Part of the problem out in New Zealand was the lack of discipline instilled in the squad, on and off the pitch.
But Lancaster will not be intimidated by household names or inflated egos.
He said: “When I moved on from Leeds to the international set-up I quickly realised that players are players, no matter who they are.
“They need to be treated in the same way.
“They need a clear philosophy. I have coaches with me (Graham Rowntree and Andy Farrell) who have coached a lot of good players and I know people like Danny Care from my Leeds days.
“I don’t feel intimidated. I understand that we have got to get our bit right as coaches.
“As head coach I have responsibility for everything; leadership, management, the whole dynamic of the media.
“My job is to give the players a simple and effective formula to work from.
“There is a lot of talent there and this is about building foundations. You need strong foundations. They are critical.

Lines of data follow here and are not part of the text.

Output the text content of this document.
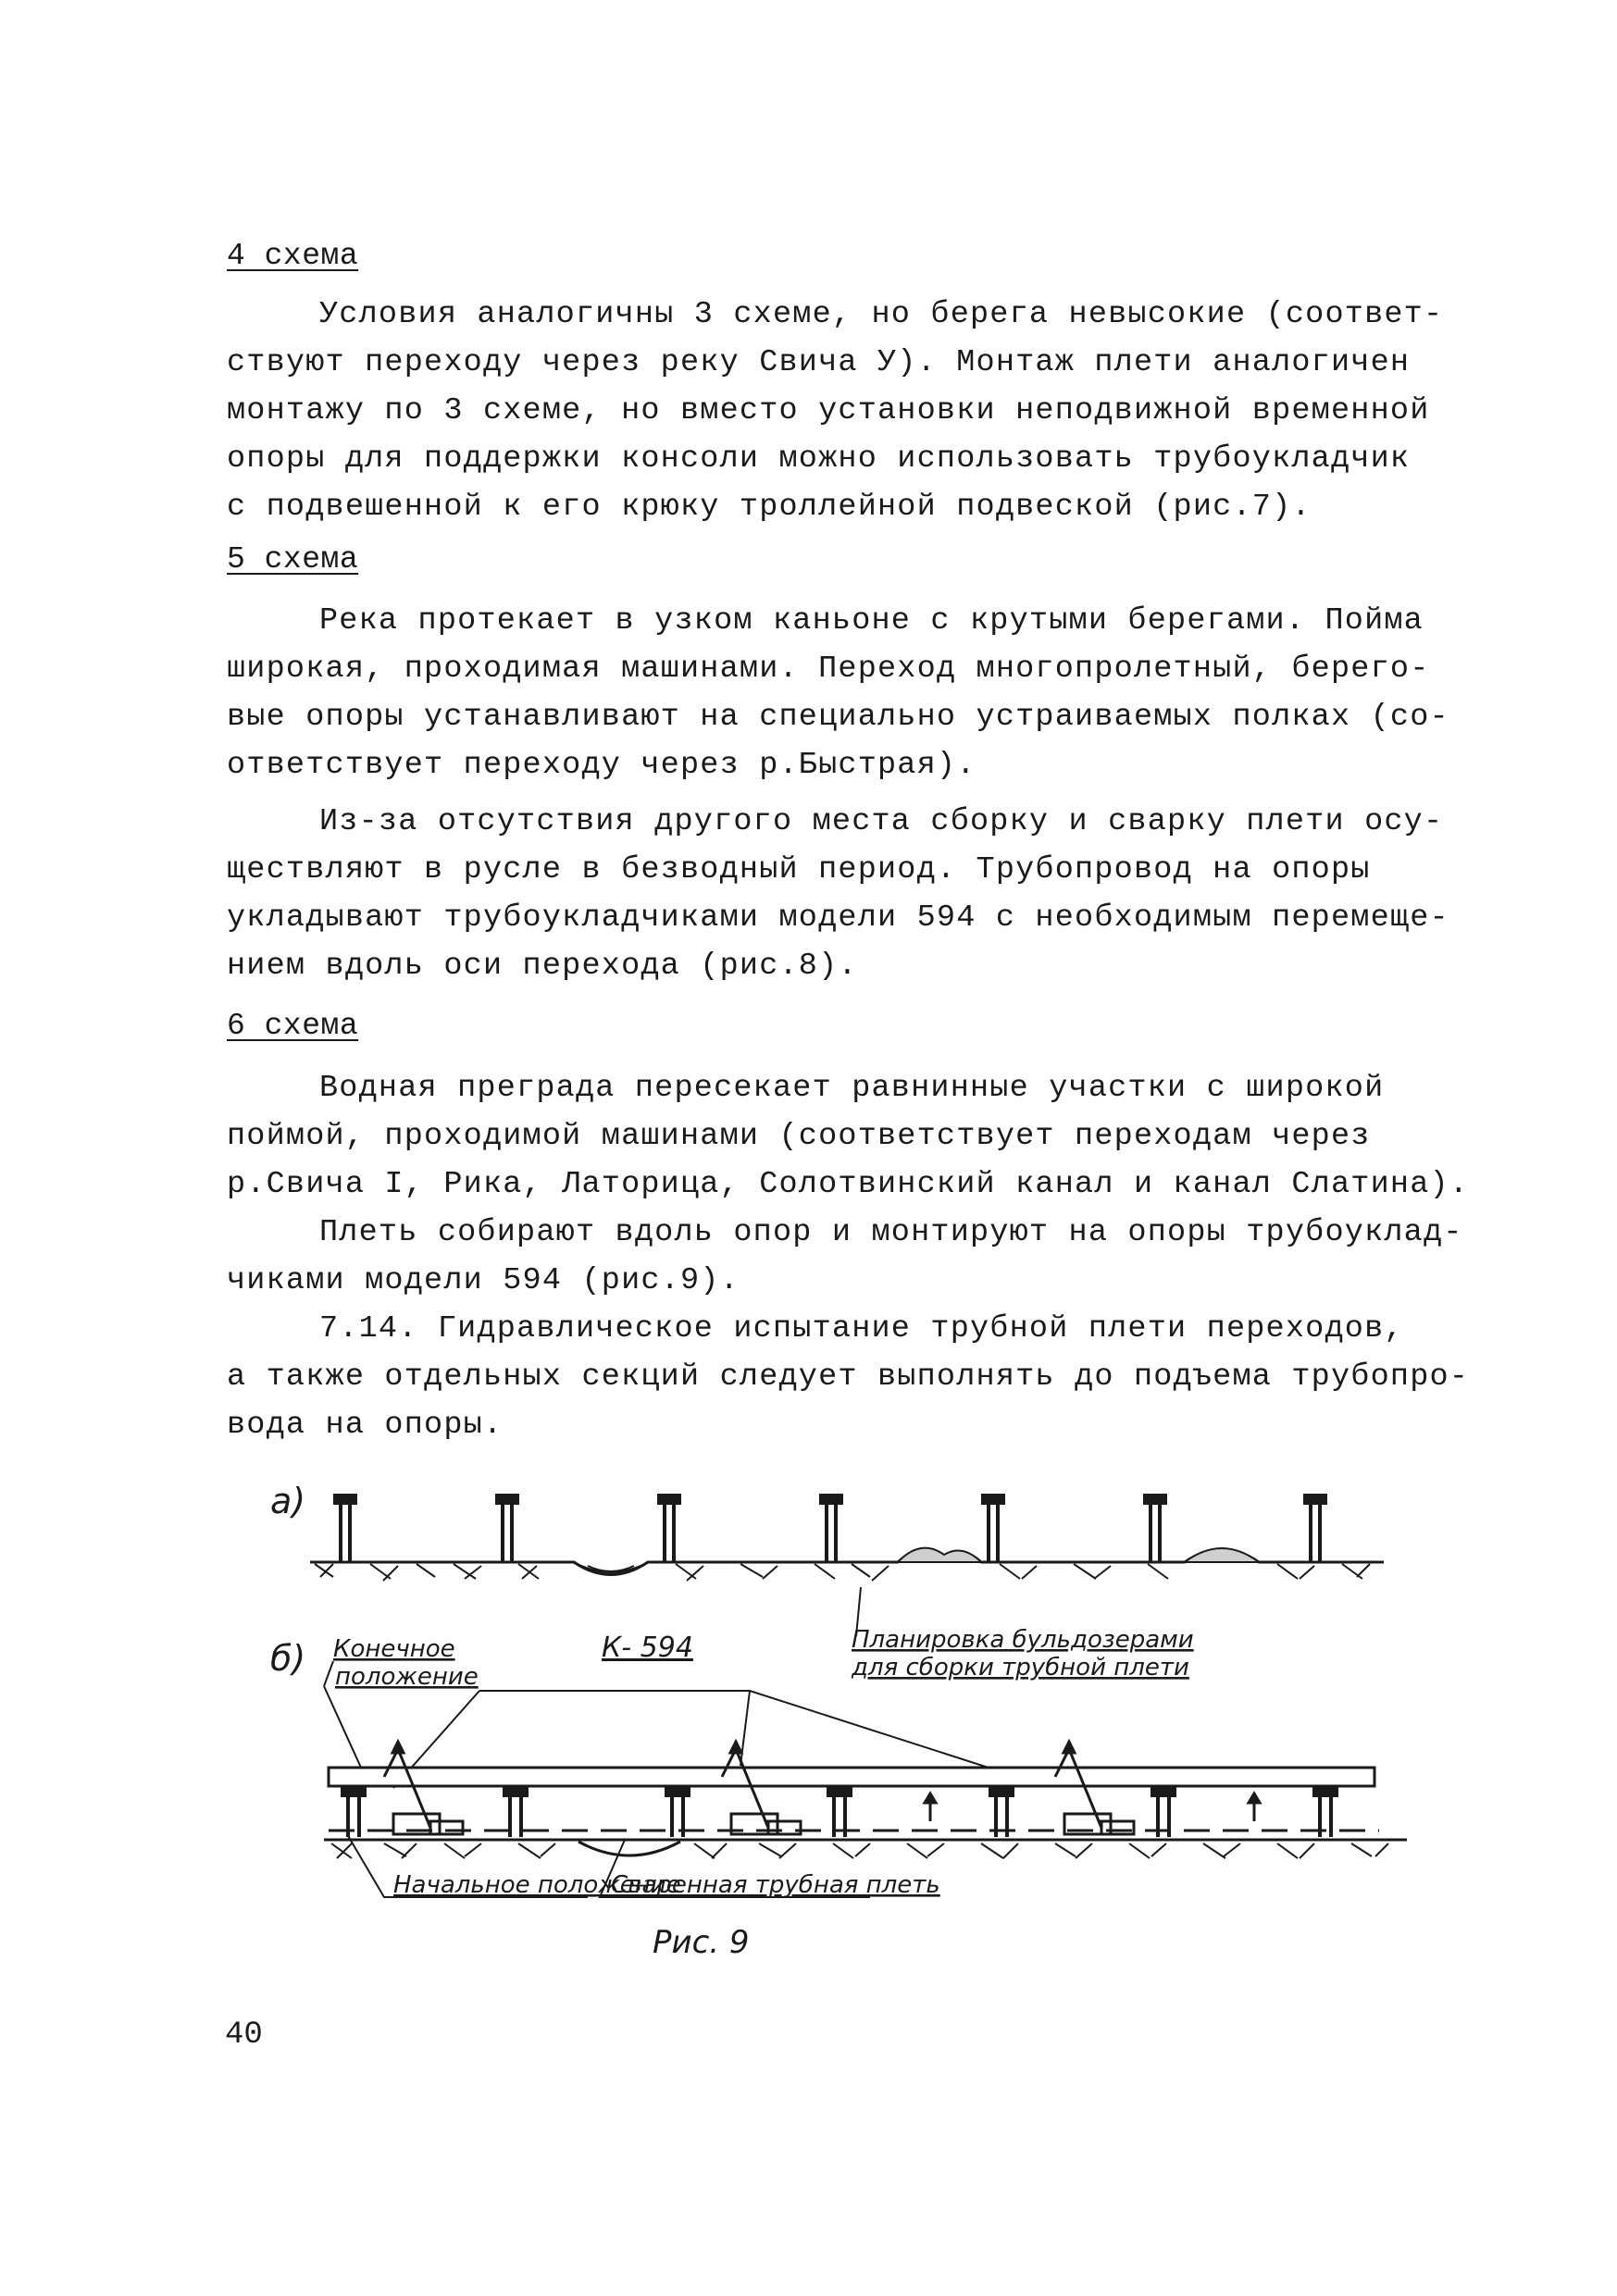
4 схема
Условия аналогичны 3 схеме, но берега невысокие (соответ-
ствуют переходу через реку Свича У). Монтаж плети аналогичен
монтажу по 3 схеме, но вместо установки неподвижной временной
опоры для поддержки консоли можно использовать трубоукладчик
с подвешенной к его крюку троллейной подвеской (рис.7).
5 схема
Река протекает в узком каньоне с крутыми берегами. Пойма
широкая, проходимая машинами. Переход многопролетный, берего-
вые опоры устанавливают на специально устраиваемых полках (со-
ответствует переходу через р.Быстрая).
Из-за отсутствия другого места сборку и сварку плети осу-
ществляют в русле в безводный период. Трубопровод на опоры
укладывают трубоукладчиками модели 594 с необходимым перемеще-
нием вдоль оси перехода (рис.8).
6 схема
Водная преграда пересекает равнинные участки с широкой
поймой, проходимой машинами (соответствует переходам через
р.Свича I, Рика, Латорица, Солотвинский канал и канал Слатина).
Плеть собирают вдоль опор и монтируют на опоры трубоуклад-
чиками модели 594 (рис.9).
7.14. Гидравлическое испытание трубной плети переходов,
а также отдельных секций следует выполнять до подъема трубопро-
вода на опоры.
а)
б) Конечное
положение
К- 594	Планировка бульдозерами
для сборки трубной плети
Начальное положение
Сваренная трубная плеть
Рис. 9
40
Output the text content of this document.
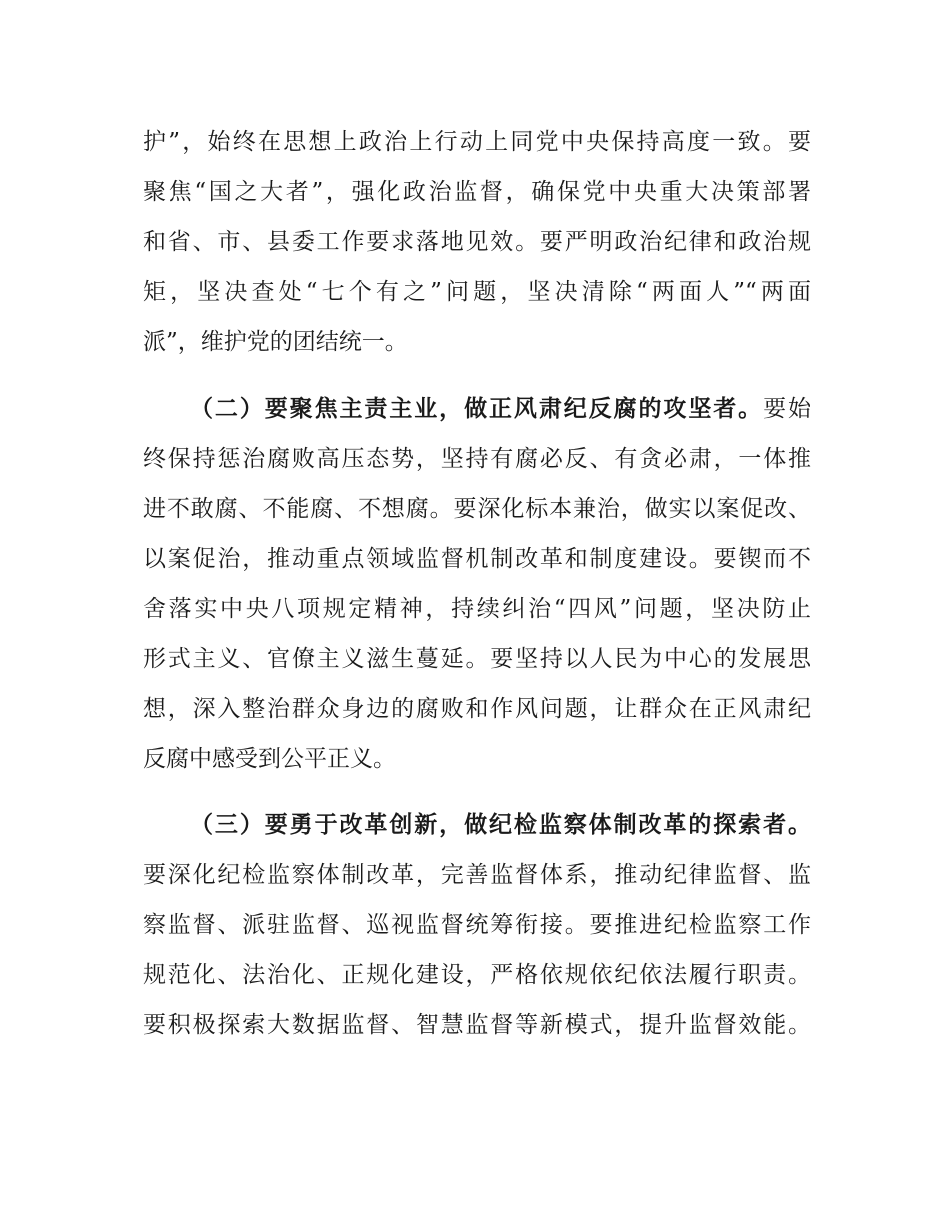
护”，始终在思想上政治上行动上同党中央保持高度一致。要
聚焦“国之大者”，强化政治监督，确保党中央重大决策部署
和省、市、县委工作要求落地见效。要严明政治纪律和政治规
矩，坚决查处“七个有之”问题，坚决清除“两面人”“两面
派”，维护党的团结统一。
（二）要聚焦主责主业，做正风肃纪反腐的攻坚者。要始
终保持惩治腐败高压态势，坚持有腐必反、有贪必肃，一体推
进不敢腐、不能腐、不想腐。要深化标本兼治，做实以案促改、
以案促治，推动重点领域监督机制改革和制度建设。要锲而不
舍落实中央八项规定精神，持续纠治“四风”问题，坚决防止
形式主义、官僚主义滋生蔓延。要坚持以人民为中心的发展思
想，深入整治群众身边的腐败和作风问题，让群众在正风肃纪
反腐中感受到公平正义。
（三）要勇于改革创新，做纪检监察体制改革的探索者。
要深化纪检监察体制改革，完善监督体系，推动纪律监督、监
察监督、派驻监督、巡视监督统筹衔接。要推进纪检监察工作
规范化、法治化、正规化建设，严格依规依纪依法履行职责。
要积极探索大数据监督、智慧监督等新模式，提升监督效能。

“It will provide the basis going forward; putting strong foundations in place with a talented squad who all want to play rugby for their country.”
Lancaster may have a small coaching structure to the one employed by Johnson, but he intends to seek the council of former players like Lewis Moody and Steve Thompson, and plans to visit Jonny Wilkinson in the south of France in January.
“You’ve got a hell of a lot of experience in those players. I’d be foolish not to use that,” said Lancaster.
“But it’s my philosophy to have a small coaching team.
“I’m comfortable that we’ve got all the bases covered. We’ll bring in specialists for things such as lineout drills and kicking.
“I’ve spent 20 years coaching. I’ve got two great coaches alongside me, both of whom have come from strong climates. There’s great experience between the three of us.
“And I want to stay hands on, on the coaching field.”
This significant step up in job responsibility, albeit temporary, has brought a dramatic change to Lancaster’s lifestyle already.
On the cancellation of his son’s Under-11s game at West Park Leeds on Sunday he was straight down the M1 to see Northampton defeat Castres; a game in which Ben Foden scored two tries to press upon the new head coach his claims to retain the full-back’s jersey ahead of the in-form Harlequins No 15 Mike Brown.
Then it was off to Bath on Monday and back at his desk at Twickenham yesterday to continue planning for England’s Six Nations campaign which begins at Murrayfield, on Saturday, February 4.
“It’s been a significant change, and not just the workload,” said Lancaster, who takes England to Edinburgh, Rome and Paris in the storied tournament, as well as welcoming Ireland and World Cup semi-finalists Wales to headquarters.
“We’re starting on the back foot in terms of planning and picking the players and discussing it all with the coaches and the club directors of rugby.
“I’ve always been good at short- and long-term planning and that’s all going to be important over the next few weeks.
“There’s the key dates of course with the naming of the elite player squad on January 11 and then the camps, which I’m looking at taking around the country.
“In the Six Nations we will be playing against five experienced sides, with experienced coaching set-ups.
“We have got a lot of work to do and we have to hit the ground running.
“This is an unbelievable opportunity for me. It’s a privilege and an honour.
“And I’m aware of the responsibility the post carries.”